Hi, Joan:
This is really "fringe" advice, so take it with a truckload of salt. Hopefully it will help you should you decide to try it:
Years ago, I had an accident that caused nerve damage in one of my legs. I had no feeling whatsoever in 1/4 of that leg for six months. I did 150 hours of research in AMA Journals on the nervous system and found out that garlic (and, to a lesser extent, onions) have an inherent "X factor" that causes the respiration rate of cells in your body to increase, regardless of blood circulation. Knowing that oxygen (read: respiration) regenerates nerves, I ate an entire bulb (not a clove, but the entire bulb) of raw garlic every day for 14 days. It was tough to do, and I smelled terrible, but it completely healed the nerve in my leg (complete return of function, no tingling or loss of sensation whatsoever) in 10 days. Years later, I had much more minor numbness in another nerve. Eating raw garlic again reversed the numbness completely, this time in about 4 days.

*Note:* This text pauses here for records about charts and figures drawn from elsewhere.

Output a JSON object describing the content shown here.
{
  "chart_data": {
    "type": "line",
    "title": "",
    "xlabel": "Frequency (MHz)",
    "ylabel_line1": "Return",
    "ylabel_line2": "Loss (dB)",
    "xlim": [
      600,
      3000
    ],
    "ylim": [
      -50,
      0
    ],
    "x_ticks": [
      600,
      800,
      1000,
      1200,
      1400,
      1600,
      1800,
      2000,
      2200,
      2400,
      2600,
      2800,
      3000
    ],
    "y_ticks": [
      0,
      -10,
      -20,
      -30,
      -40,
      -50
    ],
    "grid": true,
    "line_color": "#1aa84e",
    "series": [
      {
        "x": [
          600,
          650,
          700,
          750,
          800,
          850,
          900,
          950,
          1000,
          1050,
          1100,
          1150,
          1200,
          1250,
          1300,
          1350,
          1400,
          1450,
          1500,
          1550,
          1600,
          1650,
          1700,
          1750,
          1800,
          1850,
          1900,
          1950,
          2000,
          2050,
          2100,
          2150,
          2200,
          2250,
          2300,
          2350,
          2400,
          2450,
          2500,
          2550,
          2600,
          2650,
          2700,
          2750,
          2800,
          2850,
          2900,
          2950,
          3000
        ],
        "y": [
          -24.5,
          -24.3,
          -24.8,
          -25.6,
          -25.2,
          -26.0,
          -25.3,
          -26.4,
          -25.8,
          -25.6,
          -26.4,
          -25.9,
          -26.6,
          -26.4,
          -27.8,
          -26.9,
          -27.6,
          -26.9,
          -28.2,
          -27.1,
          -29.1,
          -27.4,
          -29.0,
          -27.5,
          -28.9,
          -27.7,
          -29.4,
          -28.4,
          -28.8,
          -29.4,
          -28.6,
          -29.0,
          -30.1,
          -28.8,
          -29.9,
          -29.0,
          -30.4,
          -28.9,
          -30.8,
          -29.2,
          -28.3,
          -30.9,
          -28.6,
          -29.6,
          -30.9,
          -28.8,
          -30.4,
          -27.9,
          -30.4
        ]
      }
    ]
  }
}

Here's the potential problem: if garlic can regenerate nerves, I would think it might also reverse damage to the tumor (which is aberrant nerve tissue), making it also regenerate. And garlic won't likely help your trigeminal nerve if your related symptoms are due to mechanical pressure (from the tumor) on the nerve (blocking signal flow) instead of cell damage from radiation or the tumor.
Anyway, you're not likely to get any useful feedback from your doctors about the benefits of eating raw garlic. The reference about garlic and onions which I read was only one obscure paragraph tucked away in volumes of AMA Journals. I've never seen any reference to this X factor in any natural-health publications, either. This is simply a folk remedy with no confirmed direct health benefit in Western medicine. So, whether or not to try the raw-garlic regimen is a decision you'll have to make alone. But if your numbness and tingling sensations persist after doing the steroid course, it might be worth trying.